1° Dans le premier cas, c’est plutôt une fornication, notent Génicot-Salsmans, Theol. moralis, t. i, n. 569, ou tout au plus un stuprum non injustum, c’est-à-dire accompli sans violence, dit Merkelbach, Theol. mor., t. i, n. 394. En raison du plein consentement donné à l’acte, rien n’est dû à la femme ainsi corrompue, même si elle a été sollicitée par des prières instantes, cadeaux et autres moyens non injustes. Scienti et volenti non fît injuria. Génicot-Salmans vont jusqu’à affirmer que l’injustice n’existe pas, alors même que le fornicateur a usé de violence physique ou morale dans les actes préliminaires (prières ou sollicitations importunes, attouchements, baisers), pourvu que la victime ait consenti ad copulam. Saint Alphonse fait remarquer très à propos que, dans ce cas, le fornicateur a été en même temps un agresseur partiellement injuste (en raison des moyens utilisés pour obtenir le consentement). En conséquence, il sera tenu à réparer partiellement le dommage.

De même, si le séducteur a promis sincèrement et absolument à sa victime une somme destinée à compenser le dommage qu’il lui cause, il sera plus probablement tenu à s’exécuter, car même si le contrat est illicite, la chose promise est licite. On peut en dire autant si un amant très riche a séduit une fille très pauvre, on présumera que celle-ci n’a donné son assentiment que sous condition implicite de quelque compensation. Indirectement encore, le stuprator pourrait être tenu à réparer la réputation de sa complice s’il avait indûment fait connaître la faute restée secrète. Cf. Marc-Raus, Instii. morales, t. i, n. 957 ; Merkelbach, Theol. mor., n. 384.
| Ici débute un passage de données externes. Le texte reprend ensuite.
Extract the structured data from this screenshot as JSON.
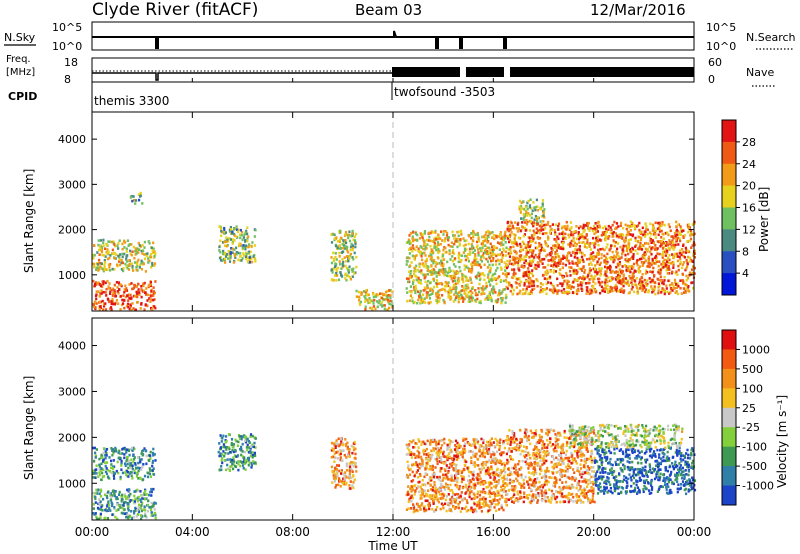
{
  "header": {
    "station": "Clyde River (fitACF)",
    "beam": "Beam 03",
    "date": "12/Mar/2016"
  },
  "aux": {
    "nsky_label": "N.Sky",
    "nsky_ticks": [
      "10^5",
      "10^0"
    ],
    "nsearch_label": "N.Search",
    "nsearch_ticks": [
      "10^5",
      "10^0"
    ],
    "freq_label_1": "Freq.",
    "freq_label_2": "[MHz]",
    "freq_ticks": [
      "18",
      "8"
    ],
    "nave_label": "Nave",
    "nave_ticks": [
      "60",
      "0"
    ],
    "cpid_label": "CPID",
    "cpid_programs": [
      {
        "name": "themis 3300",
        "start_hour": 0
      },
      {
        "name": "twofsound -3503",
        "start_hour": 12
      }
    ]
  },
  "chart_data": [
    {
      "type": "heatmap",
      "name": "power",
      "ylabel": "Slant Range [km]",
      "yticks": [
        "1000",
        "2000",
        "3000",
        "4000"
      ],
      "ylim": [
        200,
        4600
      ],
      "xlim_hours": [
        0,
        24
      ],
      "colorbar": {
        "label": "Power [dB]",
        "ticks": [
          "4",
          "8",
          "12",
          "16",
          "20",
          "24",
          "28"
        ],
        "colors": [
          "#0016d8",
          "#2a4fc0",
          "#4a8a80",
          "#6fc060",
          "#e6d21e",
          "#f19b18",
          "#ef5a14",
          "#e21414"
        ]
      },
      "echo_regions": [
        {
          "t0": 0.0,
          "t1": 2.5,
          "r0": 1100,
          "r1": 1800,
          "level": 0.55
        },
        {
          "t0": 0.0,
          "t1": 2.5,
          "r0": 250,
          "r1": 900,
          "level": 0.85
        },
        {
          "t0": 1.5,
          "t1": 2.0,
          "r0": 2600,
          "r1": 2850,
          "level": 0.45
        },
        {
          "t0": 5.0,
          "t1": 6.5,
          "r0": 1300,
          "r1": 2100,
          "level": 0.45
        },
        {
          "t0": 9.5,
          "t1": 10.5,
          "r0": 900,
          "r1": 2000,
          "level": 0.5
        },
        {
          "t0": 10.5,
          "t1": 12.0,
          "r0": 250,
          "r1": 700,
          "level": 0.6
        },
        {
          "t0": 12.5,
          "t1": 16.5,
          "r0": 400,
          "r1": 2000,
          "level": 0.6
        },
        {
          "t0": 16.5,
          "t1": 24.0,
          "r0": 600,
          "r1": 2200,
          "level": 0.75
        },
        {
          "t0": 17.0,
          "t1": 18.0,
          "r0": 2200,
          "r1": 2700,
          "level": 0.5
        }
      ]
    },
    {
      "type": "heatmap",
      "name": "velocity",
      "ylabel": "Slant Range [km]",
      "yticks": [
        "1000",
        "2000",
        "3000",
        "4000"
      ],
      "ylim": [
        200,
        4600
      ],
      "xlim_hours": [
        0,
        24
      ],
      "colorbar": {
        "label": "Velocity [m s⁻¹]",
        "ticks": [
          "1000",
          "500",
          "100",
          "25",
          "-25",
          "-100",
          "-500",
          "-1000"
        ],
        "colors": [
          "#1c44c8",
          "#2f7fa8",
          "#3e9a52",
          "#84d03c",
          "#c8c8c8",
          "#f3c020",
          "#f2901a",
          "#f25a12",
          "#e01010"
        ]
      },
      "echo_regions": [
        {
          "t0": 0.0,
          "t1": 2.5,
          "r0": 1100,
          "r1": 1800,
          "level": 0.25
        },
        {
          "t0": 0.0,
          "t1": 2.5,
          "r0": 250,
          "r1": 900,
          "level": 0.3
        },
        {
          "t0": 5.0,
          "t1": 6.5,
          "r0": 1300,
          "r1": 2100,
          "level": 0.25
        },
        {
          "t0": 9.5,
          "t1": 10.5,
          "r0": 900,
          "r1": 2000,
          "level": 0.7
        },
        {
          "t0": 12.5,
          "t1": 16.5,
          "r0": 400,
          "r1": 2000,
          "level": 0.72
        },
        {
          "t0": 16.5,
          "t1": 20.0,
          "r0": 600,
          "r1": 2200,
          "level": 0.7
        },
        {
          "t0": 20.0,
          "t1": 24.0,
          "r0": 800,
          "r1": 1800,
          "level": 0.1
        },
        {
          "t0": 19.0,
          "t1": 23.5,
          "r0": 1800,
          "r1": 2300,
          "level": 0.45
        }
      ]
    }
  ],
  "time_axis": {
    "ticks": [
      "00:00",
      "04:00",
      "08:00",
      "12:00",
      "16:00",
      "20:00",
      "00:00"
    ],
    "label": "Time UT"
  }
}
Quant aux parents, il semble qu’ils n’ont droit à aucune réparation, au moins au titre de la justice (comme paraît l’exiger saint Thomas, IIa-IIæ, q. cliv, art. 6, ad 3um). Mais les deux complices devront, au nom de la piété filiale, faire des excuses et solliciter leur pardon (dans le cas où un déshonneur aurait rejailli sur les parents) et leur donner, s’ils veulent l’accepter, quelque signe de déférence et de respect.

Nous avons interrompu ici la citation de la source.